The run was accompanied by a strong complement of police motorcycles and cruisers, representing numerous local departments and the State Police, who led the ride and controlled traffic flow at intersections. If motorists were inconvenienced by having to wait and allow 460 motorcycles to pass by, none showed it. Instead, they pulled out their smartphones and shot video of the spectacle. Along the way, many more bystanders lined the roadways through Manahawkin, Chatsworth, Bass River and Tuckerton, offering friendly grins and waves, peace signs and cheers of support and admiration.
Back at the parish center, over a hot lunch prepared and served by Toy Run Foundation staff and volunteers, Santa and Mrs. Claus (Bearson and Joan Potts of Joannie Productions) chatted about the day’s underlying themes, of giving and of celebrating the spirit of Christmas. For Bearson, who has embodied Santa Claus since 1969 (“I proposed to my wife wearing the suit,” he said), the role comes with great responsibility to uphold the true character and image of the beloved figure.

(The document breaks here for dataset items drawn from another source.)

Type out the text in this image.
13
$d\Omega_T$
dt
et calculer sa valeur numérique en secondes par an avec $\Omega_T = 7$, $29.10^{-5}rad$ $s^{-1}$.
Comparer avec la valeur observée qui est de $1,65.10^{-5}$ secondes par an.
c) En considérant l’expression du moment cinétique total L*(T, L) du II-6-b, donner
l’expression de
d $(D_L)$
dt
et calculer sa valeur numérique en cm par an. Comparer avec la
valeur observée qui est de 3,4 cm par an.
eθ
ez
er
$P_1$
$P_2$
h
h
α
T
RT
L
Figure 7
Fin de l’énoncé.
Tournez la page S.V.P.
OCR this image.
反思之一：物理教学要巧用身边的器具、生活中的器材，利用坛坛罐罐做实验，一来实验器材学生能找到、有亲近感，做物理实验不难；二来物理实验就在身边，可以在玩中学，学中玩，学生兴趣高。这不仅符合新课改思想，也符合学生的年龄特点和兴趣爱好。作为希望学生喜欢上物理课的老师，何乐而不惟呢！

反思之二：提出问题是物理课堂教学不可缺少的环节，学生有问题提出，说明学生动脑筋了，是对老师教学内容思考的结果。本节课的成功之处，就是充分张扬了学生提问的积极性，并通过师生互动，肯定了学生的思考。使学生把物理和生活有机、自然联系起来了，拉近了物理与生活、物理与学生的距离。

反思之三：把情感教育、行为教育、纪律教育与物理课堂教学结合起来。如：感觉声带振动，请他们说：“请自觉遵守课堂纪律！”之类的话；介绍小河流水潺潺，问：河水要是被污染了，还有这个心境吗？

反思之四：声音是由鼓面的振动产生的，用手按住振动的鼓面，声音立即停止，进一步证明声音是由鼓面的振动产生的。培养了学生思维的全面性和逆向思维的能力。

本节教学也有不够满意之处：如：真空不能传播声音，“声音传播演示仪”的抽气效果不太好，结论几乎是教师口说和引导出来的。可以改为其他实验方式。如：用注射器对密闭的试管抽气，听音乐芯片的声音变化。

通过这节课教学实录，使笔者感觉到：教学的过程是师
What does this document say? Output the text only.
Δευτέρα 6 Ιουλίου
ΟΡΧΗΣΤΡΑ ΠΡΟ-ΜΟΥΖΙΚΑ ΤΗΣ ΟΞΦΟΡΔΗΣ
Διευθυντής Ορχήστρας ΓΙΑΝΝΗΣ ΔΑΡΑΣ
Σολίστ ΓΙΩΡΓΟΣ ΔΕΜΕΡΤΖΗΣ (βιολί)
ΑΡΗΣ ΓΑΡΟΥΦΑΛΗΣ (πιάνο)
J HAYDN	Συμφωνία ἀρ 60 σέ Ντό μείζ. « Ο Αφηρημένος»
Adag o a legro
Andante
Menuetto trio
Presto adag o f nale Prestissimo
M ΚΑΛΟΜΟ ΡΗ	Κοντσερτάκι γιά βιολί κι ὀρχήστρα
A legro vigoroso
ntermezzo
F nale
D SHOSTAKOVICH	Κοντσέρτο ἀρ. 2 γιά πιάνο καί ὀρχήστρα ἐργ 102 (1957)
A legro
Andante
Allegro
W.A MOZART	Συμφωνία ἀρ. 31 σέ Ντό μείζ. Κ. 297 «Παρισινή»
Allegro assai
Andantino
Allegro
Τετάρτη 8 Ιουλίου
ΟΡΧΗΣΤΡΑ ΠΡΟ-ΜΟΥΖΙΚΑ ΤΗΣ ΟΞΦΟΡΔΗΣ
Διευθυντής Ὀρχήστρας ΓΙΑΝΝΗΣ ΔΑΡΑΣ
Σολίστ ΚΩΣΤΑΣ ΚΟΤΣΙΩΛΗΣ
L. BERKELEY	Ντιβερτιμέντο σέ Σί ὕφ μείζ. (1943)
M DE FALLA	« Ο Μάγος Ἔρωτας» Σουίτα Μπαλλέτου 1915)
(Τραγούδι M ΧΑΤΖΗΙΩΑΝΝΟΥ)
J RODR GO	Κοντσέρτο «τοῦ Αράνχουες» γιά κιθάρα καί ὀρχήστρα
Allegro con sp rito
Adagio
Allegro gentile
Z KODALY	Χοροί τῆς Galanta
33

As Potts tells all the Santas who work for her, regarding their conduct while wearing the costume: “You have elves, reindeer and Mrs. Claus. That’s it.” They should also exhibit proper grammar and a high moral standard, she explained. Her enterprise is about far more than business, she said; it’s about keeping the magic and wonder in the Christmas season.
“You’ve got to do it from your heart,” Bearson said – and, if possible, with an authentic white beard, which he has grown and worn since 1994.
Closer to Christmastime, the Toy Run Foundation, founded by the Jarin family of Manahawkin, will set up a distribution center inside St. Mary’s Parish Center to make the toys available to families in Southern Ocean County. It extends additional holiday cheer to kids through the Ocean County Prosecutor’s Office, Operation Santa Claus at Fort Dix and Community Medical Center in Toms River, and does other work to help the community throughout the year by raising money for college scholarships.